Hemos visto dos crónicas novohispanas muy diferentes, pero de la misma época (1611-1612) y
que coinciden en consignar la muerte del arzobispo fray García Guerra. En la primera, una Relación
de sucesos, el motín de negros, Rosas de Oquendo abandona su función meramente informativa
para juzgar y condenar los hechos además de acusar a los negros de haber envenenado al prelado.
La segunda es una Relación de fiestas y de sucesos nefastos con cargados tintes de prodigios o
desastres de la naturaleza, que se convierte en unas exequias y en una lamentación fúnebre
erudita, sincera y de poderosa fuerza narrativa en la que la pena desborda la pluma y afloran los
sentimientos del cronista. Dos huellas del tiempo virreinal que nos han legado valiosas
informaciones de hechos históricos, supersticiones y temores.

María José Rodilla


Historiadora. Profesora de la UAM-Iztapalapa.

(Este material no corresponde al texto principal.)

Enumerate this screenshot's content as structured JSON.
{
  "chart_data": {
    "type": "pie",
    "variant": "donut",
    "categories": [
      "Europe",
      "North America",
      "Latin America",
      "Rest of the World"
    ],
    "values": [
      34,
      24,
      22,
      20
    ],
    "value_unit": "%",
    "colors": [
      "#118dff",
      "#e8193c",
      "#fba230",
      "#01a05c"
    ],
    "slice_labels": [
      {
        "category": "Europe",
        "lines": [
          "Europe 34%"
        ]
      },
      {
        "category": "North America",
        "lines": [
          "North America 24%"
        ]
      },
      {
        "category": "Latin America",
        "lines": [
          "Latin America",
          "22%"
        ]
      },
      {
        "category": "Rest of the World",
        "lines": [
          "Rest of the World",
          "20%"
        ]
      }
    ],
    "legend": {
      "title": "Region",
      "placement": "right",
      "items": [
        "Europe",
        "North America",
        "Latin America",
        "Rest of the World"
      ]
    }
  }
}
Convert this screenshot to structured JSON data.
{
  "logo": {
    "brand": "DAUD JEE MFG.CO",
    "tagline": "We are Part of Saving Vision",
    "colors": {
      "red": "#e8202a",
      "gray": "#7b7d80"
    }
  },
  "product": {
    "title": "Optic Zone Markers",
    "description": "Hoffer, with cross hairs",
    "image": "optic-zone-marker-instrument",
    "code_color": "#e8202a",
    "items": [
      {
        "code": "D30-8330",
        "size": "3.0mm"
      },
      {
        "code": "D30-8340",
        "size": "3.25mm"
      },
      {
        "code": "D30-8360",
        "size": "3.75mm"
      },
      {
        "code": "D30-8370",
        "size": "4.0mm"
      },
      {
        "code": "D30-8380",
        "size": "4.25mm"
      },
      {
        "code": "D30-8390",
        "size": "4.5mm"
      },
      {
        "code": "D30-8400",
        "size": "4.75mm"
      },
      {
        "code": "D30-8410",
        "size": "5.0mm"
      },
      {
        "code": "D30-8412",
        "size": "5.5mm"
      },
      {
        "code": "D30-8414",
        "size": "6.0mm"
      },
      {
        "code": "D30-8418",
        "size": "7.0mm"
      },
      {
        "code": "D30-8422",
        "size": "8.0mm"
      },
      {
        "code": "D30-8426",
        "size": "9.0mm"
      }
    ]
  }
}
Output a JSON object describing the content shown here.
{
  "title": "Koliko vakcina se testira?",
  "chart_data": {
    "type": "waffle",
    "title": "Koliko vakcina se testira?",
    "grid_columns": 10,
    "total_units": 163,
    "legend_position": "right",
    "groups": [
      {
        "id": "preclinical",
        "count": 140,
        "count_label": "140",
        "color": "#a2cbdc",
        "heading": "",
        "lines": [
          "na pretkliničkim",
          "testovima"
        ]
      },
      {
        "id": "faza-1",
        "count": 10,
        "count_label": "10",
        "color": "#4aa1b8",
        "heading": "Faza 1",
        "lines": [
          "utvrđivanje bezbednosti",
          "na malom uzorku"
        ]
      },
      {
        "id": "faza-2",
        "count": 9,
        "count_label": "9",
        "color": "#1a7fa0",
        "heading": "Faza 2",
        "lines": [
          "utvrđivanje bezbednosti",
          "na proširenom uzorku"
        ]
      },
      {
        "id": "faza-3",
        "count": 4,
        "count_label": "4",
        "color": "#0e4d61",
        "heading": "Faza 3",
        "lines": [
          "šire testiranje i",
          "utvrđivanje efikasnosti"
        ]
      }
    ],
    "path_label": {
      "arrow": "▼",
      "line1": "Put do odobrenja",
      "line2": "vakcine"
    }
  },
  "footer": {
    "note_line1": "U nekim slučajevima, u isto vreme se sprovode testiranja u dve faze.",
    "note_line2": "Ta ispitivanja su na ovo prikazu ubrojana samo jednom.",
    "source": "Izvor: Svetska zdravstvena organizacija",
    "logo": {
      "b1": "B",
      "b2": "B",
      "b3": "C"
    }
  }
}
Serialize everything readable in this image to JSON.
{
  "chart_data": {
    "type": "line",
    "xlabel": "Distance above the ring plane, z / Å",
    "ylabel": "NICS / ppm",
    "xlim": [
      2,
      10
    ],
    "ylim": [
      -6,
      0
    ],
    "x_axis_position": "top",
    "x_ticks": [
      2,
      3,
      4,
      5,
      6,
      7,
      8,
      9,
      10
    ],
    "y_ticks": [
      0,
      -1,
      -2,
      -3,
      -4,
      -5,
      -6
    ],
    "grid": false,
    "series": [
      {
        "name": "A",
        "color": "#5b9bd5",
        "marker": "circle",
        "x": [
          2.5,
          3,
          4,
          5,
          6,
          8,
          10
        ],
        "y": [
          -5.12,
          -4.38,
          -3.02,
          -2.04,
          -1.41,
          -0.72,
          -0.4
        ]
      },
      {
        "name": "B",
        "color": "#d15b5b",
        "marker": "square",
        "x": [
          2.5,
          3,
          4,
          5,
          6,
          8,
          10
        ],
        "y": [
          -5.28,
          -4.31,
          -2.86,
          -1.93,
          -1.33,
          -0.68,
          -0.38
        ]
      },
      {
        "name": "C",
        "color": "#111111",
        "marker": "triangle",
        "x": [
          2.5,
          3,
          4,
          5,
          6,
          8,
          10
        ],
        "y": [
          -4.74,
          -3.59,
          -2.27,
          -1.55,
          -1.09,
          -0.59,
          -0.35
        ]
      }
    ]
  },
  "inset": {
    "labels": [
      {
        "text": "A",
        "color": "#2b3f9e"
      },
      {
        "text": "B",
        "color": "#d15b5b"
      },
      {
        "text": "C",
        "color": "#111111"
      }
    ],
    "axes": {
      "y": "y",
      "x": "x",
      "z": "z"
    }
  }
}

1 Dalmacio Rodríguez Hernández, Texto y fiesta en la literatura novohispana, UNAM, México,


1998, p. 135.

2 Cayetano de Cabrera y Quintero, Escudo de Armas de la ciudad de México. Celestial protección


de esta nobilísima ciudad de la Nueva España y de casi todo el Nuevo Mundo, Viuda de José
Bernardo de Hogal, México, 1746. Edición moderna de Víctor M. Ruiz Nautal, IMSS, 1981, México,
p. 76.

3 Cartapacio de diferentes versos a diversos asuntos por el año de 1598 y los siguientes, mss 19387
de la Biblioteca Nacional de Madrid, fol. 119r. En adelante, se citará en el texto el número de folio
entre paréntesis.

4 Mateo Alemán, Sucesos de D. Frai García Guerra, Arçobispo de Méjico a cuyo cargo estuvo el
gobierno de la Nueva España, ed. de Alice H. Bushee, Revue Hispanique, NY-París, vol. 25, 1911,
pp. 359-457.

5 Irving Leonard, La época barroca en el México colonial, FCE, México, p. 95.